I try to console myself with all that I know about Max, about the man he is and the relationship we cherished.

I recall his hatred of blind dating and how, when we’d been together just long enough to confess such things to one another, he admitted his relief at being liberated from anxious evenings in the company of hopeful strangers.

I hear his words to my mum on the evening of my funeral, after the guests had left, after the dining table had
been cleared of haphazardly constructed sandwiches, after Ellie had been tucked up in bed, when he’d told her he wouldn’t have been able to continue without me if it weren’t for Ellie’s existence.

I recollect his words to Harriet today, sentiments that aren’t, surely, those of a man on the brink of contemplating a romantic life without me.

I think about all these things and, eventually, I manage to entrench myself in reassurance.

Max isn’t any more ready to move on than I am. I have to trust him, trust the legacy of our marriage, trust that if time is a great healer then we are both yet in need of a longer passage.

I have to trust all of that because there is, after all, little else I can do.

Chapter 6

Trust, it transpires, can often be misplaced.

Max is sitting alone in a pub on Portobello Road, tapping his fingers on the table in rhythmic succession, betraying his nerves to anyone observing him with anything more than fleeting attention. Given that it’s Friday night in an overcrowded Notting Hill pub populated by people a decade younger and a generation cooler than Max or I, luckily no one else seems to be taking much notice of him at all.

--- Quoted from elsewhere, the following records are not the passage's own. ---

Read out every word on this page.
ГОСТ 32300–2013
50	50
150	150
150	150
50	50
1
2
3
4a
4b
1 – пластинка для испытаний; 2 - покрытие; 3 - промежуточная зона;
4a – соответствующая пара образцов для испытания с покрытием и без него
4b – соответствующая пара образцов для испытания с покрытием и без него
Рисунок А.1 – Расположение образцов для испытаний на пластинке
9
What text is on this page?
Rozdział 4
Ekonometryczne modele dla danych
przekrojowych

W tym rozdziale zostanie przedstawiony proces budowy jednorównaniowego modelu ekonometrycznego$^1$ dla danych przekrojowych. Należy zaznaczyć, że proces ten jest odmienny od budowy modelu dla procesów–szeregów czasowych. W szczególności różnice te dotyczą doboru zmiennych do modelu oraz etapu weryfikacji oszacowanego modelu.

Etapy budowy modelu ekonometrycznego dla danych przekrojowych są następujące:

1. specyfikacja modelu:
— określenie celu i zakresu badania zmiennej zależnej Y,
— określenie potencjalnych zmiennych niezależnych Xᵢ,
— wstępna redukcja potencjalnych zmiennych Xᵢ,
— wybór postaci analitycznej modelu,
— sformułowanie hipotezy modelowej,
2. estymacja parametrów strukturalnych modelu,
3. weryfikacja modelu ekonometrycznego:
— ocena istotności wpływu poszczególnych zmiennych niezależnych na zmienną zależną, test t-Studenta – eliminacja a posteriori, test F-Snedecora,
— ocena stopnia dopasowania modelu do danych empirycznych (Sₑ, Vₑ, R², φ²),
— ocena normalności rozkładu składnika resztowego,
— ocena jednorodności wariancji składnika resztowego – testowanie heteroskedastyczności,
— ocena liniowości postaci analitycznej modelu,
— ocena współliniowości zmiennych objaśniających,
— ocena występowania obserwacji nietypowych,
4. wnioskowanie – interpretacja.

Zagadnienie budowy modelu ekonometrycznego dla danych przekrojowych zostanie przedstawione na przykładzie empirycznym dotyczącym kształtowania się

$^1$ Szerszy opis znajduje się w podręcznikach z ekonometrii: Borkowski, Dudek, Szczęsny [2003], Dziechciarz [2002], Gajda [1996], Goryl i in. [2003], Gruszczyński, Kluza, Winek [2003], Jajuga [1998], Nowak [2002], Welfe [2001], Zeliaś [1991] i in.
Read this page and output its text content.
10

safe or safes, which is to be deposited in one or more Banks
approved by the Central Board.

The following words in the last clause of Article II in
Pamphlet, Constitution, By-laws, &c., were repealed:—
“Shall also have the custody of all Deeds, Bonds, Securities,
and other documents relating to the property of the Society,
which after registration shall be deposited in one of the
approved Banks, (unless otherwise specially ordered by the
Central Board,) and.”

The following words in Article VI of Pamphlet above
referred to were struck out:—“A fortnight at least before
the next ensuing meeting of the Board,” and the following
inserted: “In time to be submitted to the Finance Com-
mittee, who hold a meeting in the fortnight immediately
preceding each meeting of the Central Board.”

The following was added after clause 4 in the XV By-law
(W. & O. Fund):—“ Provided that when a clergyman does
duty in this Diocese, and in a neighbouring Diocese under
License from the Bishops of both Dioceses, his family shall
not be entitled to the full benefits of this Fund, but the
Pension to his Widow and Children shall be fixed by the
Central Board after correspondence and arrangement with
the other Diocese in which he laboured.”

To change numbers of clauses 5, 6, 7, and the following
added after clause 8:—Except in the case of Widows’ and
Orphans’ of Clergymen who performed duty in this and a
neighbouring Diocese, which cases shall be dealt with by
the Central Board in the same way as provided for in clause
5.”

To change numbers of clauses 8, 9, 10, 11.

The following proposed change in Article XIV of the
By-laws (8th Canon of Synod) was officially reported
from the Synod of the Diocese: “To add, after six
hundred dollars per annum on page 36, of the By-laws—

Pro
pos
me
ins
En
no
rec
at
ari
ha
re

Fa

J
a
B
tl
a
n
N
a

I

It’s been over a month since my last visit, a fact of which I’m aware due to the frustrating tail end of a conversation between Max and Harriet I was privy to last night during a tantalizingly brief few minutes of access. I discovered that Max has been doing a lot of thinking lately which has, inexplicably, led him to the conclusion that it’s time he ‘took the plunge’ into the murky waters of the online dating pool. Harriet, unsurprisingly, endorsed the decision, reassuring him it’s ‘best to get it over with sooner rather than later’, like ‘the ripping off of a well-worn plaster’. Joan, meanwhile, has apparently continued to ‘encourage’ Max to ‘get out and about’ more, hence the purpose of this evening’s arrangement is as much to ‘get Mum off my case’ as it is to dip his own tentative toes into the dating waters.

It was horrible listening to that conversation last night. It was one of those rare times I wished my access had
done me the favour of maintaining my ignorance. There are some things a dead wife is definitely better off not knowing, and right at the top of that list is undoubtedly the stomach-churning thought of your husband on a date with another woman. I honestly think Max isn’t ready. I think he knows he’s not ready. But I suppose if there’s one predictable aspect of grief, it’s the promise to make people behave unpredictably.

During my protracted weeks of absence – weeks that feel so much longer now than when I lived and breathed them – I’ve assumed that if Max did at some point in the distant, unimaginable future decide to start dating again, my feelings about it would be unambiguous. I expected there to be simple, unadulterated jealousy and a possessive desire for nothing short of social disaster. But watching Max now, witnessing his profound level of discomfort, remembering – just about – what it’s like to be meeting a stranger for the first time with all the accompanying hopes, desires, fantasies and fears, my overriding feeling is the simple wish that Max wasn’t putting himself through this. That I wasn’t putting him through it. That none of this – for either of our sakes – was happening.

I know frustratingly little about the woman Max is about to meet. I know that she’s a vet and that Max thinks her photo makes her look ‘friendly’. I know that her name is Dodie, which seems strangely fitting for a vet and yet equally inappropriate for anyone living in the twenty-first century. I know that she’s thirty-four, which is younger than me but thankfully not quite young enough to be threatening.